当前位置:网站首页>Machine learning: the difference between random gradient descent (SGD) and gradient descent (GD) and code implementation.

Machine learning: the difference between random gradient descent (SGD) and gradient descent (GD) and code implementation.

2022-07-07 01:21:00 HanZee

machine learning : Stochastic gradient descent (SGD) And gradient descent (GD) The difference between code implementation .


If you want to understand in detail :-》 Gradient descent method

Gradient descent method (GD)

Hypothesis function fx, Cost function cost, It has the following expression :
f ( x ) = w 1 x 1 + w 2 x 2 + b c o s t ( w ) = 1 n ∑ i = 1 n ( f ( x i ) − y i ) w 1 = w 1 o l d − α ∂ c o s t ( w ) ∂ w 1 c o s t ( w ) w 2 = w 2 o l d − α ∂ c o s t ( w ) ∂ w 2 c o s t ( w ) \begin{aligned}f\left( x\right) =w_{1}x_{1}+w_{2}x_{2}+b\\ cost\left( w\right) =\dfrac{1}{n}\sum ^{n}_{i=1}\left( f(x_{i}\right) -y_{i}) \\ w_{1}=w_{1old}-\alpha \dfrac{\partial cos t\left( w\right) }{\partial w_{1}}cos t\left( w\right) \\ w _{2}=w_{2old}-\alpha \dfrac{\partial cos t\left( w\right) }{\partial w_{2}}cos t\left( w\right) \end{aligned} f(x)=w1x1+w2x2+bcost(w)=n1i=1n(fxi)yi)w1=w1oldαw1cost(w)cost(w)w2=w2oldαw2cost(w)cost(w)
From the above formula , We come to the conclusion that :
1. Parameters w,b Every update , It is necessary to calculate the partial derivative of all data to the corresponding parameters , This calculation is very large , The convergence speed of the function will be very slow when there is a large amount of data .
2. And SGD Different , Every time the parameter changes , Can guarantee cost It moves towards the global minimum .
3. If cost Nonconvex functions , Functions may fall into local optima .
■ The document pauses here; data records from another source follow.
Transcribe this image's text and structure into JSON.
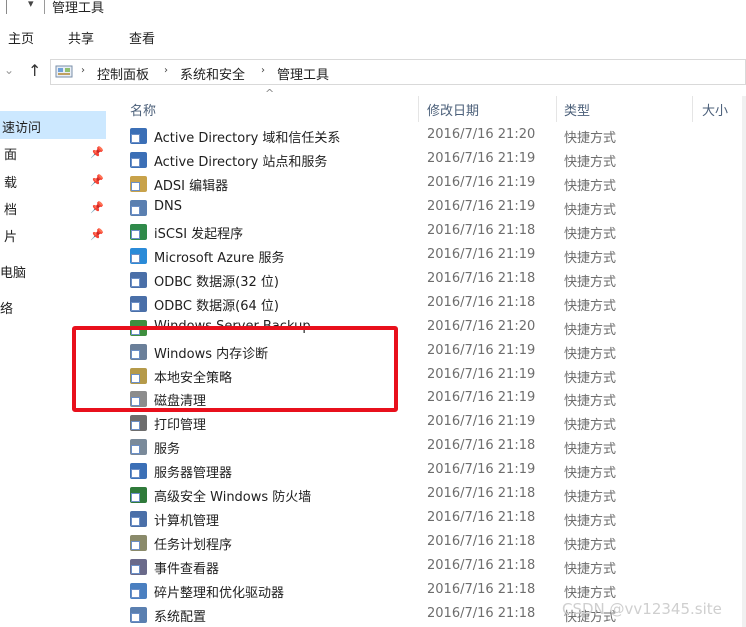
{
  "window": {
    "title": "管理工具"
  },
  "ribbon": {
    "tabs": [
      "主页",
      "共享",
      "查看"
    ]
  },
  "address": {
    "crumbs": [
      "控制面板",
      "系统和安全",
      "管理工具"
    ]
  },
  "nav": {
    "items": [
      {
        "label": "速访问",
        "pinned": false
      },
      {
        "label": "面",
        "pinned": true
      },
      {
        "label": "载",
        "pinned": true
      },
      {
        "label": "档",
        "pinned": true
      },
      {
        "label": "片",
        "pinned": true
      },
      {
        "label": "电脑",
        "pinned": false
      },
      {
        "label": "络",
        "pinned": false
      }
    ]
  },
  "columns": {
    "name": "名称",
    "date": "修改日期",
    "type": "类型",
    "size": "大小"
  },
  "files": [
    {
      "name": "Active Directory 域和信任关系",
      "date": "2016/7/16 21:20",
      "type": "快捷方式",
      "icon": "ad-domains-icon",
      "color": "#3b6fb6"
    },
    {
      "name": "Active Directory 站点和服务",
      "date": "2016/7/16 21:19",
      "type": "快捷方式",
      "icon": "ad-sites-icon",
      "color": "#3b6fb6"
    },
    {
      "name": "ADSI 编辑器",
      "date": "2016/7/16 21:19",
      "type": "快捷方式",
      "icon": "adsi-edit-icon",
      "color": "#c8a24a"
    },
    {
      "name": "DNS",
      "date": "2016/7/16 21:19",
      "type": "快捷方式",
      "icon": "dns-icon",
      "color": "#5a7fb0"
    },
    {
      "name": "iSCSI 发起程序",
      "date": "2016/7/16 21:18",
      "type": "快捷方式",
      "icon": "iscsi-icon",
      "color": "#2f8a4a"
    },
    {
      "name": "Microsoft Azure 服务",
      "date": "2016/7/16 21:19",
      "type": "快捷方式",
      "icon": "azure-icon",
      "color": "#2a8bd8"
    },
    {
      "name": "ODBC 数据源(32 位)",
      "date": "2016/7/16 21:18",
      "type": "快捷方式",
      "icon": "odbc-icon",
      "color": "#4a6fa8"
    },
    {
      "name": "ODBC 数据源(64 位)",
      "date": "2016/7/16 21:18",
      "type": "快捷方式",
      "icon": "odbc-icon",
      "color": "#4a6fa8"
    },
    {
      "name": "Windows Server Backup",
      "date": "2016/7/16 21:20",
      "type": "快捷方式",
      "icon": "backup-icon",
      "color": "#3f8f3f"
    },
    {
      "name": "Windows 内存诊断",
      "date": "2016/7/16 21:19",
      "type": "快捷方式",
      "icon": "memory-diagnostic-icon",
      "color": "#6a7f99"
    },
    {
      "name": "本地安全策略",
      "date": "2016/7/16 21:19",
      "type": "快捷方式",
      "icon": "security-policy-icon",
      "color": "#b59a4a"
    },
    {
      "name": "磁盘清理",
      "date": "2016/7/16 21:19",
      "type": "快捷方式",
      "icon": "disk-cleanup-icon",
      "color": "#8c8c8c"
    },
    {
      "name": "打印管理",
      "date": "2016/7/16 21:19",
      "type": "快捷方式",
      "icon": "print-management-icon",
      "color": "#6d6d6d"
    },
    {
      "name": "服务",
      "date": "2016/7/16 21:18",
      "type": "快捷方式",
      "icon": "services-icon",
      "color": "#7a8a9a"
    },
    {
      "name": "服务器管理器",
      "date": "2016/7/16 21:19",
      "type": "快捷方式",
      "icon": "server-manager-icon",
      "color": "#3b6fb6"
    },
    {
      "name": "高级安全 Windows 防火墙",
      "date": "2016/7/16 21:18",
      "type": "快捷方式",
      "icon": "firewall-icon",
      "color": "#2f7a3a"
    },
    {
      "name": "计算机管理",
      "date": "2016/7/16 21:18",
      "type": "快捷方式",
      "icon": "computer-management-icon",
      "color": "#4a6fa8"
    },
    {
      "name": "任务计划程序",
      "date": "2016/7/16 21:18",
      "type": "快捷方式",
      "icon": "task-scheduler-icon",
      "color": "#8a8a6a"
    },
    {
      "name": "事件查看器",
      "date": "2016/7/16 21:18",
      "type": "快捷方式",
      "icon": "event-viewer-icon",
      "color": "#6a6a8a"
    },
    {
      "name": "碎片整理和优化驱动器",
      "date": "2016/7/16 21:18",
      "type": "快捷方式",
      "icon": "defrag-icon",
      "color": "#4a7fc0"
    },
    {
      "name": "系统配置",
      "date": "2016/7/16 21:18",
      "type": "快捷方式",
      "icon": "system-config-icon",
      "color": "#5a7fb0"
    }
  ],
  "watermark": "CSDN @vv12345.site",
  "colors": {
    "selection": "#cce8ff",
    "highlight_border": "#e8101c"
  }
}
And then the gradient goes down (SGD)

The formula is as follows :
f ( x ) = w 1 x 1 + w 2 x 2 + b f\left( x\right) =w_{1}x_{1}+w_{2}x_{2}+b f(x)=w1x1+w2x2+b
f o r ( i = 0 , i < = n , i + + ) c o s t ( w ) = ( f ( x i ) − y i ) w 1 = w 1 o l d − α ∂ c o s t ( w ) ∂ w 1 c o s t ( w ) w 2 = w 2 o l d − α ∂ c o s t ( w ) ∂ w 2 c o s t ( w ) for (i=0,i<=n,i++)\\ cost\left( w\right) =(f(x_i)-y_i)\\ w_{1}=w_{1old}-\alpha \dfrac{\partial cos t\left( w\right) }{\partial w_{1}}cos t\left( w\right) \\ w _{2}=w_{2old}-\alpha \dfrac{\partial cos t\left( w\right) }{\partial w_{2}}cos t\left( w\right) for(i=0,i<=n,i++)cost(w)=(f(xi)yi)w1=w1oldαw1cost(w)cost(w)w2=w2oldαw2cost(w)cost(w)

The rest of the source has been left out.